Antibiotics or antifungal medications may be necessary intravenously (IV) and/ or orally. The duration of the treatment typically ranges from as short as 7-10 days, to as long as 6-12 weeks.

You may need to have a special intravenous line, called a central line, placed for a long course of antibiotics. This allows, in some cases, for the medications to be administered at home with the assistance of a home health care agency or a visiting nurse. Your doctor may recommend using a brace to support the spine until healing occurs and to help with the pain.

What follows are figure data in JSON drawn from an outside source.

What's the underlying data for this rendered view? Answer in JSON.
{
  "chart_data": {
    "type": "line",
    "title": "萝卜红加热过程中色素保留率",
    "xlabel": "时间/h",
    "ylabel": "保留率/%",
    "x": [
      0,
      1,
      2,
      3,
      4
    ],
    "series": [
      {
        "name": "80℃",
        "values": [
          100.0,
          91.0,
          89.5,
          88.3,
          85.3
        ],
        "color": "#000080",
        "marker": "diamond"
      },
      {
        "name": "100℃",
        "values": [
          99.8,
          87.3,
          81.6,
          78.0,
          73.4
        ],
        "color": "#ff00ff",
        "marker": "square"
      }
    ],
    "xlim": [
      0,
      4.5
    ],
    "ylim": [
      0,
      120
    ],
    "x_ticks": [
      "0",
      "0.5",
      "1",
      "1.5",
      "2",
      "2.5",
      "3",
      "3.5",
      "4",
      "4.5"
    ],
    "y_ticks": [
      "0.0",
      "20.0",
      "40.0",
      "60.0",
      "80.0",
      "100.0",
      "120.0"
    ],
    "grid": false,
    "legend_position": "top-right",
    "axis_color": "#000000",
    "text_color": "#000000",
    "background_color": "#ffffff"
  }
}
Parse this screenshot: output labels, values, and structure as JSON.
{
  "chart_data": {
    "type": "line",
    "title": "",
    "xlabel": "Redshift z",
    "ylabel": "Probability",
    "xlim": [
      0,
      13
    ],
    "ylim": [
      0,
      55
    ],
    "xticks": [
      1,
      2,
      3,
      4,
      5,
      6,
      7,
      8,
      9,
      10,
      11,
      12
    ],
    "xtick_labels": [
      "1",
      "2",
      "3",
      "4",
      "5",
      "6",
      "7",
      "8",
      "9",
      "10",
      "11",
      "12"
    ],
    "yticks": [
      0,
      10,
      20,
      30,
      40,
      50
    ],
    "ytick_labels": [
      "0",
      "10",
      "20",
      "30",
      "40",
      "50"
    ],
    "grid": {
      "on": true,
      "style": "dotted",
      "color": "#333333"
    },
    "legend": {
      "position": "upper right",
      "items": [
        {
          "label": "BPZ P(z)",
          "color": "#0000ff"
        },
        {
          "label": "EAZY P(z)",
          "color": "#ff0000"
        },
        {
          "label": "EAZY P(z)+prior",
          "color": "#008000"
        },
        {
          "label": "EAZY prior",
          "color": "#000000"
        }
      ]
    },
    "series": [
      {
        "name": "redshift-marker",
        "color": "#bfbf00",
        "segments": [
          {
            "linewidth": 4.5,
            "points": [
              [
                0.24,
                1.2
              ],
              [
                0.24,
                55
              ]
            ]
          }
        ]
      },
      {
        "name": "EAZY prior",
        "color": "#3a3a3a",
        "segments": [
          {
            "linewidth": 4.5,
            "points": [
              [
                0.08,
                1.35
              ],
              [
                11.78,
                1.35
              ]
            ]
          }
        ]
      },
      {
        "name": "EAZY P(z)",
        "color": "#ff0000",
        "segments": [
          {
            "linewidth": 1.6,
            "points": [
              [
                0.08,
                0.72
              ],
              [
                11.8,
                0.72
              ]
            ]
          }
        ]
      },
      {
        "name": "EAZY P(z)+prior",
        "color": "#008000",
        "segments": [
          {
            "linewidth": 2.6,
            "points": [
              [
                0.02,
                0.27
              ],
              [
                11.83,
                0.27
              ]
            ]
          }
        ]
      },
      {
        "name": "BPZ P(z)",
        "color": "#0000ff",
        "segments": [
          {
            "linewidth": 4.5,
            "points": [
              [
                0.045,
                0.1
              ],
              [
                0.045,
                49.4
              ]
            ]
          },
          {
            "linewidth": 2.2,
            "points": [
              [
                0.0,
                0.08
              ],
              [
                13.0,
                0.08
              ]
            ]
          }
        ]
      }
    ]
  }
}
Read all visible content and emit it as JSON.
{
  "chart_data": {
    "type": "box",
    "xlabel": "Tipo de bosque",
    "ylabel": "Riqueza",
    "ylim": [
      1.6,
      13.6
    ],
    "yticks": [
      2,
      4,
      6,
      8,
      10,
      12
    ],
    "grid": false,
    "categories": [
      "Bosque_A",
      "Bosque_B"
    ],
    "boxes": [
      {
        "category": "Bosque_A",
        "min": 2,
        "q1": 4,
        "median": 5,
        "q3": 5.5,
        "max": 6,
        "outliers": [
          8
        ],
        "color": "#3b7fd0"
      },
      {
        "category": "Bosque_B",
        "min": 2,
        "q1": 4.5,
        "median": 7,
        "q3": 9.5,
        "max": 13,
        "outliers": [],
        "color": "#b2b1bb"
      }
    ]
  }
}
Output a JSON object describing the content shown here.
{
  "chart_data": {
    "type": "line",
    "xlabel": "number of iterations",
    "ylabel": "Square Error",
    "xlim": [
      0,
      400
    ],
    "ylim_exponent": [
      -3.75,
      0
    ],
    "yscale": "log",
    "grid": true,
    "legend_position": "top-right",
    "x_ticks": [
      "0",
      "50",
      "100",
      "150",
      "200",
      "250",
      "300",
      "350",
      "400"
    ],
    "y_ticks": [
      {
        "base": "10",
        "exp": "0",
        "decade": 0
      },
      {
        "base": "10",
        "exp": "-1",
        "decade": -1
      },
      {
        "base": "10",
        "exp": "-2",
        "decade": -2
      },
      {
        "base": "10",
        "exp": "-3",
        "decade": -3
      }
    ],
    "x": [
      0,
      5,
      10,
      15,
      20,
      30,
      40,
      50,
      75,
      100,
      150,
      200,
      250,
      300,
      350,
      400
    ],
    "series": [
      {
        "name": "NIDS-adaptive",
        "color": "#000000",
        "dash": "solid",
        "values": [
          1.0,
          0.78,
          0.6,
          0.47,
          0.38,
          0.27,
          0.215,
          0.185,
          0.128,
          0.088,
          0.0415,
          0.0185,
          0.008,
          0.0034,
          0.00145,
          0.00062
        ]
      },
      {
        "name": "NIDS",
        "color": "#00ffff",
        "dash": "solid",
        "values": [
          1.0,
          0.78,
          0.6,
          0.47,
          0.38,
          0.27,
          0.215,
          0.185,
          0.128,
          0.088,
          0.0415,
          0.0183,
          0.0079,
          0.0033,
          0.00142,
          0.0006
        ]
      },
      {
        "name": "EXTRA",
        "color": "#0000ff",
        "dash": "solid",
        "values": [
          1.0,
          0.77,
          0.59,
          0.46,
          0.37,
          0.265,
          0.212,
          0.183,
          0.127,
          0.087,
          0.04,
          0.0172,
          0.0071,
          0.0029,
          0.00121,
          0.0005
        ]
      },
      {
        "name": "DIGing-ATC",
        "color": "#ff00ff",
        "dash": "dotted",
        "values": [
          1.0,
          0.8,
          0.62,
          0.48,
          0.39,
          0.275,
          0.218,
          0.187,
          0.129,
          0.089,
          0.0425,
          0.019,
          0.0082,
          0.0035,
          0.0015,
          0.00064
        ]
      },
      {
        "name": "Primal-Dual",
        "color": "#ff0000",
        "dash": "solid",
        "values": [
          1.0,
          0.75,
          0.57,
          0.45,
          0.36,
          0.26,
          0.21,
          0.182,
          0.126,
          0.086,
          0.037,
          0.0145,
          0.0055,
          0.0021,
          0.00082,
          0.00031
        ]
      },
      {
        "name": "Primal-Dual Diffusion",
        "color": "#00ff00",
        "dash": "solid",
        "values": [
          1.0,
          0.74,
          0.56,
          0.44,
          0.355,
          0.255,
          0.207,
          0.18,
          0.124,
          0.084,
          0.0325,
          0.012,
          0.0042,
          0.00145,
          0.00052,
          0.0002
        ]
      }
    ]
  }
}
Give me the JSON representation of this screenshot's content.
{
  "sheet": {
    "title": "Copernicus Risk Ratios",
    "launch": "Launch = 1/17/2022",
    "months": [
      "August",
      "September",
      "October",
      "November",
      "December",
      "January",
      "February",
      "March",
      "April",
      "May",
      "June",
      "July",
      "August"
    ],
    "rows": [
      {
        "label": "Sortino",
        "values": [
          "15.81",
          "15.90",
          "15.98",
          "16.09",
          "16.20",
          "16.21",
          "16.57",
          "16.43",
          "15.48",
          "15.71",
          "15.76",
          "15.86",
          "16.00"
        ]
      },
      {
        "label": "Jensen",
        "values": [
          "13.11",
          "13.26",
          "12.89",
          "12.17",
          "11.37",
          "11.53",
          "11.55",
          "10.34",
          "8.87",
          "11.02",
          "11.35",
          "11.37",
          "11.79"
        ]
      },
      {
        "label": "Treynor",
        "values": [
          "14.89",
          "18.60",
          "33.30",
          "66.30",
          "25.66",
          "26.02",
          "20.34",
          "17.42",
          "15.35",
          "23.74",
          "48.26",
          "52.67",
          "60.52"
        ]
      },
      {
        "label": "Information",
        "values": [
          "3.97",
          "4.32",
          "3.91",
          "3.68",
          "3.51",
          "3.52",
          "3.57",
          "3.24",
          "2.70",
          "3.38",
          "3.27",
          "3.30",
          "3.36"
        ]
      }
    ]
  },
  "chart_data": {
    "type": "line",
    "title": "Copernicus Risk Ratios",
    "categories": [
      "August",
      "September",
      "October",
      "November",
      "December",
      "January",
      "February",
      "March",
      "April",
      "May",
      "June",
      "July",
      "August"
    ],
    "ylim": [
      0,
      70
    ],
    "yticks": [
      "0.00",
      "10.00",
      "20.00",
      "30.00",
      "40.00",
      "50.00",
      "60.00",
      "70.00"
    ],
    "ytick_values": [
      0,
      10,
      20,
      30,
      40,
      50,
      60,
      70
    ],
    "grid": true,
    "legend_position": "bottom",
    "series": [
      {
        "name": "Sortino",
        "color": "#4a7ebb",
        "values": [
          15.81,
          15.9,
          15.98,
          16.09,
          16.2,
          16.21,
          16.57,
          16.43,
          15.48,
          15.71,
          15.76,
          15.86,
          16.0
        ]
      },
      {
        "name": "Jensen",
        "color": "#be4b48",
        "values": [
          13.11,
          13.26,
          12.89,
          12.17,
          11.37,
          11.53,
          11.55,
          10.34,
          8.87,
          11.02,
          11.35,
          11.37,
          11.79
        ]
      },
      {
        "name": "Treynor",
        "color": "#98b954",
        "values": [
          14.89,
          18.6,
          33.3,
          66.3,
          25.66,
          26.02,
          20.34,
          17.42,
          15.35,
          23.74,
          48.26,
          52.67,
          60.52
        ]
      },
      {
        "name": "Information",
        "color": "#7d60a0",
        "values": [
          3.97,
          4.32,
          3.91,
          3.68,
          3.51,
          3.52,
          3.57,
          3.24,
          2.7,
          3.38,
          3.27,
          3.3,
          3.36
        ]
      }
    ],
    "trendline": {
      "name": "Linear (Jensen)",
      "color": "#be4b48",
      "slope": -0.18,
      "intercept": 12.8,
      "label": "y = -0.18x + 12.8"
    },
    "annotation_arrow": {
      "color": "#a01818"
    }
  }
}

When is surgery necessary?
Surgery may be required for many postoperative infections to wash away much of the bacteria and infected tissue. In addition, surgery may be required in cases where there is evidence of instability of the spine as a result of the infection. In cases in which there is severe weakness as a result of a spinal infection, surgery may be required to relieve the pressure on the spinal cord caused by the infection.
What are the surgical options?

The surgical options to treat spinal infections range from simply washing out the wound and re-closing to more extensive debridements and removal of infected tissues.

In some cases it is not possible to close the wound at the time of surgery, and a packing dressing is left in place. This is often changed two to three times a day until the wound heals over a period of several weeks.

What are the long-term implications?
A combination of surgery and long term antibiotics are often required to completely treat some spinal infections. During the course of your treatment, your doctor may follow your white blood cell (WBC) count along with your C-reactive protein (CRP) or erythrocyte sedimentation rate (ESR) as markers of the response to therapy. These levels may be elevated in the early period after surgery, but they usually return to normal within a few weeks. Re-elevation or failure of these values to return to normal after treatment may indicate recurrent or residual infection.